Ditulis oleh: Blockchain Knight
Bitcoin terjun bebas kali ini cukup dalam, tetapi para pemain short juga memojokkan diri mereka sendiri ke posisi yang canggung.
Arus keluar dana ETF yang terus-menerus, para penambang menjual koin mereka ke bursa, dan para pemain jangka pendek melakukan cut loss—tiga kekuatan ini menekan secara bersamaan, mendorong harga ke sekitar $63,000.
Turun 13% dalam seminggu terakhir, 21% dalam sebulan, hampir setengah dari puncak historisnya.
Tapi yang menarik, dalam penurunan ini para pemain short terlalu bersemangat. Rasio short-to-long di pasar kini mencapai 8 kali lipat, dengan posisi short hampir $100 miliar menumpuk di atas. Apa artinya ini?
Begitu tekanan jual berhenti sedikit, bahkan hanya jeda sejenak, mereka yang bertaruh pada penurunan akan dipaksa menutup posisi dengan membeli, menciptakan short squeeze mekanis.
Struktur serupa pernah muncul pada November 2022, dan Bitcoin naik 24% dalam dua minggu berikutnya.
Tentu, alasan penjualan ini sangat nyata. ETF spot terus kehilangan dana, keluar $5.4 miliar dalam 20 hari, mencatat rekor jangka pendek.
Pemegang jangka pendek memindahkan 53,000 Bitcoin yang dalam keadaan rugi ke bursa dalam sehari. Para penambang mentransfer 24,000 BTC ke BN, titik tertinggi dalam enam bulan.
Di saat yang sama, saham teknologi terkait AI masih terlalu menarik modal. Pasar modal telah menggelontorkan $400 miliar dalam setengah tahun untuk infrastruktur AI. Institusi sedang melakukan penyesuaian portofolio, menarik dana dari ETF Bitcoin untuk mengejar tren panas seperti SpaceX dan Anthropic.

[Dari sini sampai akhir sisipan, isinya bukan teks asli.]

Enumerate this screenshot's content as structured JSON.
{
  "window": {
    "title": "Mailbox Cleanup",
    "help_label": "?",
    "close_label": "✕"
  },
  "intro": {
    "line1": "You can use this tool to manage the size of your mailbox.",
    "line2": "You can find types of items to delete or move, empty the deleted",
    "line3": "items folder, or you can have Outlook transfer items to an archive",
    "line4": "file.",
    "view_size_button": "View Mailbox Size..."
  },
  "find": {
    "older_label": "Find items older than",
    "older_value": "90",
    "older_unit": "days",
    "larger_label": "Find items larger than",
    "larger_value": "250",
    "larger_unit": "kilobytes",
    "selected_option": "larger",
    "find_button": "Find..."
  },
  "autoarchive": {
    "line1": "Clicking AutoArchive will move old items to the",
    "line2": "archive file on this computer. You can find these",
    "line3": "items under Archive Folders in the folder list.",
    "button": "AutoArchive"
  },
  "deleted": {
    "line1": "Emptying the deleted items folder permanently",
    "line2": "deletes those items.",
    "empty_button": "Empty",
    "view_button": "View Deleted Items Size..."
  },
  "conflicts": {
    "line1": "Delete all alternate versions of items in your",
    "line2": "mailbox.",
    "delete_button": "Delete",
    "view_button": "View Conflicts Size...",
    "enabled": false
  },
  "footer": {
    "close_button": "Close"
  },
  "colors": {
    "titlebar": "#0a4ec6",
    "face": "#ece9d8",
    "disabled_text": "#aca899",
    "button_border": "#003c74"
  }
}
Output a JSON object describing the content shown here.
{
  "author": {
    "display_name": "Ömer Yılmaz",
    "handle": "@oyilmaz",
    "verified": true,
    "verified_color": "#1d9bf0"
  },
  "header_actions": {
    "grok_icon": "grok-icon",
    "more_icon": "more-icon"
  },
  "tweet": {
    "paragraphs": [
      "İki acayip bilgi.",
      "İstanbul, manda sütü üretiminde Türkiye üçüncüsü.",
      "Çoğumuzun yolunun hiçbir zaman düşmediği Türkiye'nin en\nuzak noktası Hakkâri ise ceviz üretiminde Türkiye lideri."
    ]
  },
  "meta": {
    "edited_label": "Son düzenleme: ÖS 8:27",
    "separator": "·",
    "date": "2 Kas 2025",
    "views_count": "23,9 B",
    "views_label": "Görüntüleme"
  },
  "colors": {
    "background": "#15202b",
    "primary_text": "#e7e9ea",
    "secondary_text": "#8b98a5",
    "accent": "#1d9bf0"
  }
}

Namun di sisi lain, data menunjukkan para pemain lama juga sedang membeli. Pemegang jangka panjang meningkatkan kepemilikan mereka sebanyak 200,000 Bitcoin dalam sebulan, mendekati total tertinggi sepanjang masa.
Institusi dan perusahaan penambangan telah menyerap 1,24 juta Bitcoin sejak 2023, hampir setara dengan seluruh kepemilikan Satoshi Nakamoto. Tapi harga masih tertekan, menunjukkan tekanan jual memang kuat, namun pembeli yang 'membeli saat jatuh' juga benar-benar ada.
Kunci saat ini terletak pada dua hal. Pertama, zona $67,000 hingga $70,000—ini adalah puncak 2021 dan titik breakthrough 2024. Jika bisa direbut kembali dengan cepat, artinya ini hanyalah pembersihan leverage. Jika tidak bisa bertahan di atasnya, maka $60,000 bahkan $55,000 akan diuji.
Kedua adalah aliran dana ETF. Pembeli marjinal Bitcoin saat ini adalah saluran ETF. Jika uang terus mengalir ke aset baru seperti AI dan SpaceX, Bitcoin akan sulit terbang sendirian.
Pasar saat ini sangat terpecah. S&P 500 terus mencetak rekor tertinggi baru didorong AI, sementara Bitcoin berjuang sendirian. DeFi juga tidak banyak membantu, Total Value Locked turun dari $173 miliar menjadi $73,9 miliar. Mesin spekulasi retail pada dasarnya telah mati.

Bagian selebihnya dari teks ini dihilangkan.